D-Ov2Evo uses quad 18650 batteries, in two 2-battery packs, for power. These are LiIon batteries with high energy density, but not LiPos. The battery packs do not include battery savers or hardware-level undervoltage or overcurrent protection, but the system hardware and software do.

1. The power board has an INA219 voltage / current sensor and the software will switch drive motors off, and a bit later servo torque, if voltage drops lower than 3.2V/cell.

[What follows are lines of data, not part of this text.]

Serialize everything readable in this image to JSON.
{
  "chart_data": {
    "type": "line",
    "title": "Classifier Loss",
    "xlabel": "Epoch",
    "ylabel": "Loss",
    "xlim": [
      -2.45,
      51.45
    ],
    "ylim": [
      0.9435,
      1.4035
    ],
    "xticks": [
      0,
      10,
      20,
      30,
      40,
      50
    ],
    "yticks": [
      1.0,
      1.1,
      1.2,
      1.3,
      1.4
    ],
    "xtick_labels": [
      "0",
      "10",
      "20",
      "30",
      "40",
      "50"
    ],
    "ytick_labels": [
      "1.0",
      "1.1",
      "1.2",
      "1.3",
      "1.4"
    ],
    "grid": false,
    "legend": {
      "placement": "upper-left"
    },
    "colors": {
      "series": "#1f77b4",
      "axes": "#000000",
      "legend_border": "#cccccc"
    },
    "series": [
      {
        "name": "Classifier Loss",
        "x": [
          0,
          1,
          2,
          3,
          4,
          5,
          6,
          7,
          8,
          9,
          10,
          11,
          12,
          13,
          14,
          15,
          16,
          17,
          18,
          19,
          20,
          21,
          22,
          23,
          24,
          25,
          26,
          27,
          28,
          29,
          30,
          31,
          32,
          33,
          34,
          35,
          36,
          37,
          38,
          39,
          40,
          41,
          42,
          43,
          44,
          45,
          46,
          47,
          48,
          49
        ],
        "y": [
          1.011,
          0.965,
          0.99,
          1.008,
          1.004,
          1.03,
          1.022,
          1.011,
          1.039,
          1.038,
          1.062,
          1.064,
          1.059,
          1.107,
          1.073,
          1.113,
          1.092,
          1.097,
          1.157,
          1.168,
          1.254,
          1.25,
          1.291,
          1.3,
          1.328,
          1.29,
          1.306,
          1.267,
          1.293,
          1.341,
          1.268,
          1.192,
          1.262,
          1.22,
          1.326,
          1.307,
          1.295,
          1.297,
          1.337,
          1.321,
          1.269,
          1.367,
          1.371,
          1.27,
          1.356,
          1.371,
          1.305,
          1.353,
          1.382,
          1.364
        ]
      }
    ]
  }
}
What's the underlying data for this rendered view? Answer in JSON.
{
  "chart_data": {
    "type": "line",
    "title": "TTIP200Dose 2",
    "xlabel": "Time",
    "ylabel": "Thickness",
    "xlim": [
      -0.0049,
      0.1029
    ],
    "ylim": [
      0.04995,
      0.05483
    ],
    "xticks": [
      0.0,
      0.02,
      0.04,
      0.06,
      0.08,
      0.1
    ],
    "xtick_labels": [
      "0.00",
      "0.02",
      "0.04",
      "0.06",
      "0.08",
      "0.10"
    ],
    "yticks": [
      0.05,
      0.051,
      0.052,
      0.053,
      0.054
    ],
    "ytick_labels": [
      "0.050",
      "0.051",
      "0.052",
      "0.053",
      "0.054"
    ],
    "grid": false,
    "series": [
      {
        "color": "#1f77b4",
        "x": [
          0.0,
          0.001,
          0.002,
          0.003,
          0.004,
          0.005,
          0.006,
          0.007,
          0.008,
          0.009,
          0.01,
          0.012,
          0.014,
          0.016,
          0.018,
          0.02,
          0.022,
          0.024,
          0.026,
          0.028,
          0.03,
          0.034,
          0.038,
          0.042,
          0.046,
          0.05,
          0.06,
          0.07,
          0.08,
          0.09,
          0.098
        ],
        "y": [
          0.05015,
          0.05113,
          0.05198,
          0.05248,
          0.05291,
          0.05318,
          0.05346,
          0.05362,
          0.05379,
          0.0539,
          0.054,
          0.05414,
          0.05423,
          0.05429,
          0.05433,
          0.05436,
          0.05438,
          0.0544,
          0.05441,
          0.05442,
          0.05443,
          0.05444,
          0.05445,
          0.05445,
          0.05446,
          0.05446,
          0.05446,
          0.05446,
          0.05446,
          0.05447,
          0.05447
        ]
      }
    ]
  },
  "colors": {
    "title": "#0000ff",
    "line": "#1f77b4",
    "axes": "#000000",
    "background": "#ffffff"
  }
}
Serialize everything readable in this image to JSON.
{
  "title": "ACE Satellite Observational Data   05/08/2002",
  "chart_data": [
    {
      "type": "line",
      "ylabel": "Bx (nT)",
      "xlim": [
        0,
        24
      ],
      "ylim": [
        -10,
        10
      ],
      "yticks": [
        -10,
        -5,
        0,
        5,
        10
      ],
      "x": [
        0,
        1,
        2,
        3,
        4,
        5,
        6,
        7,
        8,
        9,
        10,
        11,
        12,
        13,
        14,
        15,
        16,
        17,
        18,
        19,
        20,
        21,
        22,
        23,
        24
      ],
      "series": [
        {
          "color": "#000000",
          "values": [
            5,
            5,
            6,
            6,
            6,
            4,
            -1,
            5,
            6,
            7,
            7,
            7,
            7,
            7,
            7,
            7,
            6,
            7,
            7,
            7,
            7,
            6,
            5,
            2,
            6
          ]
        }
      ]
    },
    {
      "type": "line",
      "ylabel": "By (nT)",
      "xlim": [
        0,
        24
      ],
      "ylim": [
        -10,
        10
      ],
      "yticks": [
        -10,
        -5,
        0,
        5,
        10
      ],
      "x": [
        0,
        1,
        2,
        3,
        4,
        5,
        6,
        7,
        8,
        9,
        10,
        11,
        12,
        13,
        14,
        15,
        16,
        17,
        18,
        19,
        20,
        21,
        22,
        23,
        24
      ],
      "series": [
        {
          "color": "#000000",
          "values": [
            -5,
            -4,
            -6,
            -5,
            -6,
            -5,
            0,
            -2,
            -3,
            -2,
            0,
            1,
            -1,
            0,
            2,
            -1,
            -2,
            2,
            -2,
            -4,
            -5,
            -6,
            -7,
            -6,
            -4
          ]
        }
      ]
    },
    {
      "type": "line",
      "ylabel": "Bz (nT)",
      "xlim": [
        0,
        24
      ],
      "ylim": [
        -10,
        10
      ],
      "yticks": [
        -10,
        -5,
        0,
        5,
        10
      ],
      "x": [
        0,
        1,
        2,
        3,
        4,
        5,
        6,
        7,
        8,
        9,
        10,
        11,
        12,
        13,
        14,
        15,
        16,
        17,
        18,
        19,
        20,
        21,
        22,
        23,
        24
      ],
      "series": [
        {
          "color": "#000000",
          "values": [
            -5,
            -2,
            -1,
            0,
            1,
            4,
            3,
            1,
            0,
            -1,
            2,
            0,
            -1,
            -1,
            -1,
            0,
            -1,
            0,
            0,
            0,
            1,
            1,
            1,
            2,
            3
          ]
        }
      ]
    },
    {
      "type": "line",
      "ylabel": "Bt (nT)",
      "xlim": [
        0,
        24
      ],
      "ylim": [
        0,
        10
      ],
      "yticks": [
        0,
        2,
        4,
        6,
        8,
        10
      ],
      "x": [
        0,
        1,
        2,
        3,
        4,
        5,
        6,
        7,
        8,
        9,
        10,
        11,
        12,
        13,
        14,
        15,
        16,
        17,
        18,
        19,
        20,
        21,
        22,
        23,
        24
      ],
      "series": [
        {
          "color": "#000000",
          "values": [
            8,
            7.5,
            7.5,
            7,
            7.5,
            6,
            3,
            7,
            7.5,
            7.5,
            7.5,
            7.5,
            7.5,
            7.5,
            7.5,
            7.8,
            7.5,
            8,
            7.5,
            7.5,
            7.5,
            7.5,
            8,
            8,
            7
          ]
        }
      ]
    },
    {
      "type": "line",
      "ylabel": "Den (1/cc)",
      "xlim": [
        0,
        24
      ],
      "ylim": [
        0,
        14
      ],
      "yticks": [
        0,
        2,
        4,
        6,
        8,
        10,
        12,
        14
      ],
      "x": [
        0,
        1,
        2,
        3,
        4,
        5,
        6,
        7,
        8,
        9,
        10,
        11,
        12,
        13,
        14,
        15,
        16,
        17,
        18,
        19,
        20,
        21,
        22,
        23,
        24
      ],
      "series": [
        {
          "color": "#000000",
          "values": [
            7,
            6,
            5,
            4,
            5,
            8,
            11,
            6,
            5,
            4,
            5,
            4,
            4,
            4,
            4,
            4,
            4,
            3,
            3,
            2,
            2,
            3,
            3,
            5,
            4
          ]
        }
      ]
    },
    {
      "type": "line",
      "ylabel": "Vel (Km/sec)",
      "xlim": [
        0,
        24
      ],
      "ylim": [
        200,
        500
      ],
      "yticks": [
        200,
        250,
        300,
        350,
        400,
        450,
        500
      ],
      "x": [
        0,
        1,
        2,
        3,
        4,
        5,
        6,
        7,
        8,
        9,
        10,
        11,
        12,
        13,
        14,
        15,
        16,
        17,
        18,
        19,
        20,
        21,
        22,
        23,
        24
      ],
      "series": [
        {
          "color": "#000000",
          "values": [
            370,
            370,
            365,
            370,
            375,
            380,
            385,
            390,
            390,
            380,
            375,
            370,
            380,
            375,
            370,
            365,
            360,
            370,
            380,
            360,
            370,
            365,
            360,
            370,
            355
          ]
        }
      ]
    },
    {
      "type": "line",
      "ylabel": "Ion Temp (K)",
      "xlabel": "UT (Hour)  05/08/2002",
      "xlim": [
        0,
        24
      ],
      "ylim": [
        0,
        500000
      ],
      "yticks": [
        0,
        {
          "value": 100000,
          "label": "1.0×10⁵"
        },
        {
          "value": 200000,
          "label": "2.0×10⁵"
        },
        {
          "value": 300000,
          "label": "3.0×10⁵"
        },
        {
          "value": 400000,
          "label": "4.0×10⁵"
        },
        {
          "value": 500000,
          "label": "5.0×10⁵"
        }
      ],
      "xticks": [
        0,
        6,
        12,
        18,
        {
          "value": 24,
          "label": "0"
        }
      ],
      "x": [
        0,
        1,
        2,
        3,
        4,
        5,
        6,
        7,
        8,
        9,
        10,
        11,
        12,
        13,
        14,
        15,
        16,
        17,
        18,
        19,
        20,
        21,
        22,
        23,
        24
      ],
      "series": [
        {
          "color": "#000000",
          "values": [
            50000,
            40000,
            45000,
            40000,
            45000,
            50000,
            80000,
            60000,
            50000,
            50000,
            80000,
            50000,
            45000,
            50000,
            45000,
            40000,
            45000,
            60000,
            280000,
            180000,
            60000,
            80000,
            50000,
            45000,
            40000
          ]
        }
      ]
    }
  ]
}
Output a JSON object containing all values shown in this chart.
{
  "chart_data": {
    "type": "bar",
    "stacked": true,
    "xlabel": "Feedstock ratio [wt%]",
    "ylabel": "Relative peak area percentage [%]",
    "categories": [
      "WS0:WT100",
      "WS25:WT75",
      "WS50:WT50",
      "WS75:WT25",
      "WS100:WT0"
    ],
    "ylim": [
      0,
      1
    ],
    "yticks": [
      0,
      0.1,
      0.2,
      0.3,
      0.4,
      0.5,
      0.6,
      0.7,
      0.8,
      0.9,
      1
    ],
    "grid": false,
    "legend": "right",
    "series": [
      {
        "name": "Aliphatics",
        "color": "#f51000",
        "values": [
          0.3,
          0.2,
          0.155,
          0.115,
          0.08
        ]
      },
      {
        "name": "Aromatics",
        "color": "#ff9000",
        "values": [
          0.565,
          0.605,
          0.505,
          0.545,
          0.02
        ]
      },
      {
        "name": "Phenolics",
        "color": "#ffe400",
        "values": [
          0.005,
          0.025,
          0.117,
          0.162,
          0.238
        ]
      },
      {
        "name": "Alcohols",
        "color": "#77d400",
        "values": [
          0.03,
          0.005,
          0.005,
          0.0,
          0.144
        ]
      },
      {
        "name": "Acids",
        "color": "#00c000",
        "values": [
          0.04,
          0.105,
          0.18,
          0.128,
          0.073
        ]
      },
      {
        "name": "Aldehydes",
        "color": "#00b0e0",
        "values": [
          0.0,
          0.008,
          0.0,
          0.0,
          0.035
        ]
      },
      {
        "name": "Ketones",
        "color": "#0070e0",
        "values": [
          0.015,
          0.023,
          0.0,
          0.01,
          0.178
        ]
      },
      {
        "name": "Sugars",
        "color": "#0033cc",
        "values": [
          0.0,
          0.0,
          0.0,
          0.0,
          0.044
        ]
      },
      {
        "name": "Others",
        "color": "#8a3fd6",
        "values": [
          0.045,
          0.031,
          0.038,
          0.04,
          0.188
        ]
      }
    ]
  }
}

At the same time the droid will start blaring "voltage too low". The battery status also gets reported to the remotes.
2. 18650 cells are safe until a voltage of 2.5V, or 10V. This depends on the cell but is the max of mins that we have seen; some cells can be discharged to 1V per cell and still be charged. The Arduino shuts off / starts brown-outing at 12V, or 2V above the worst case min voltage of the battery cells.
3. Overcurrent protection is handled by the fuse holder on the Power Distribution board.